Matlab programming and application series-Chapter 1 matrix operations (2)

This series of tutorials comes from the publication of the "Matlab-based programming basics and typical application books". If copyright concerns are involved, please contact [email protected]. Press: People's post and telecommunications press. The number of pages is 525.

This series of tutorials is currently based on MATLAB r2006a and may differ from functions in more advanced versions. If you have any questions in this tutorial, contact [email protected].

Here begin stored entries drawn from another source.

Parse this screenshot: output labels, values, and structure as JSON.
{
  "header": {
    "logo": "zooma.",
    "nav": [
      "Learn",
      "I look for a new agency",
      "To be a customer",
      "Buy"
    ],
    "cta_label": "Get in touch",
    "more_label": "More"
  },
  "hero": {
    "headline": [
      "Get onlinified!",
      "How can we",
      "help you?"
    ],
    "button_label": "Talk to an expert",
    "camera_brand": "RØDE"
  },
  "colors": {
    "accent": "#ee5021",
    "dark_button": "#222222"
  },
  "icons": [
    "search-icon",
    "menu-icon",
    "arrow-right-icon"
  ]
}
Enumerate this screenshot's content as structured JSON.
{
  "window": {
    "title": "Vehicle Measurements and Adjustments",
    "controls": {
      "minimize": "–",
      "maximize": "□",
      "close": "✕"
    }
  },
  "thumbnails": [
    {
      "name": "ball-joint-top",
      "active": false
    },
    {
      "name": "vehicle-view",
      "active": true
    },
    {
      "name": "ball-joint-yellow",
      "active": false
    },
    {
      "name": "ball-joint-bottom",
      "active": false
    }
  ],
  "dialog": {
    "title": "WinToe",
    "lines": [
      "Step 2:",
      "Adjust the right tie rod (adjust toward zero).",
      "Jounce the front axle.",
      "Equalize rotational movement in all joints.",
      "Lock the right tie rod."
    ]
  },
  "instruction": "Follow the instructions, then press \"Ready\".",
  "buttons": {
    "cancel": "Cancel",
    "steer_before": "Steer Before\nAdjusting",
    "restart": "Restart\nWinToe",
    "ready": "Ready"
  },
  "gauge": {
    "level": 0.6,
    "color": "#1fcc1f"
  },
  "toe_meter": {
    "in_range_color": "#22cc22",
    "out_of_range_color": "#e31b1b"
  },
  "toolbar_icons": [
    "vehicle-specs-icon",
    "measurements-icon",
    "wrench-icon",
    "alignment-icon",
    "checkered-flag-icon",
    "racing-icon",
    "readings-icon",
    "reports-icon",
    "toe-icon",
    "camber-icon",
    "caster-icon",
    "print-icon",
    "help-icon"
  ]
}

### 3.1.5 Matrix Functions MATLAB provides a wide range of functions to implement various operations on the matrix. The following section describes them step by step. Due to the length of the article, we will not explain it in mathematics. Table 3.1 describes commonly used matrix calculation functions and functions. Table 3.1 Common matrix calculation functions	Function Name	Function
det(X)	Calculate the matrix Index
rank(X)	Calculate the rank of the matrix, and obtain the edge length of the maximum square matrix with a non-zero determinant.
trace(X)	Trace B of matrix A, that is, the sum of diagonal elements of
expm(A)	Use the pade approximation algorithm to calculate the EA. This is an internal function. A is a square matrix.
expm1(A)	Calculate e ^ A using an algorithm with the same M file and internal functions
expm2(A)	Calculate e ^ A using the Taylor series
expm3(A)	Using feature values and feature vectors to calculate e ^
logm(X)	Calculates the logarithm of matrix X, which is an inverse function of expm (X ).
funm(X, fun)	The specified function fun calculates the Function Matrix of matrix X.
sqrtm(X)	Calculates the square root of matrix A A1/2, which is equivalent to x * x =.
polyvalm(P, X)	Calculate the polynomial value according to matrix calculation rules. P is a polynomial coefficient vector, X is a polynomial variable, and the return value is a polynomial value.
inv(X)	Calculate the inverse matrix, when the det (x) of the matrix X is not equal to zero, the inverse matrix X-1 exists. X is multiplied by the X-1 as a matrix of units.
pinv(X)	Returns the pseudo-inverse B of matrix X.
norm(X , ref)	The ref specifies the type of the matrix or vector to be solved.
cond(X, p)	Returns the condition number of the P-norm of matrix X. If P = 2 corresponds to 2 norm
[v,d]=eig(X)	Calculate the matrix feature value and feature vector. If the equation XV = VD has a non-zero solution, V is the feature vector and D is the feature value.
diag(X)	Generate a diagonal array of X Matrix
[l,u]=lu(X)	The square matrix is decomposed into the product of a quasi-bottom Triangle Matrix and an upper triangle matrix. L quasi-bottom triangle array. Two lines must be exchanged to become the real bottom triangle array.
[q,r]=qr(X)	M × n order matrix X is decomposed into an orthogonal matrix Q and the product of an upper triangle matrix R of the same order as X. The side length of the square matrix Q is smaller than N and M of matrix X, and the value of the determinant is 1.
[u,s,v]=svd(X)	M×n order matrix X is decomposed into the product of the three matrices, where U and V are n×n and m×m order orthogonal phalanx, S is a diagonal matrix of order m × n. The elements on the diagonal line are the Singular Values of matrix X. The length of S is smaller than N and M.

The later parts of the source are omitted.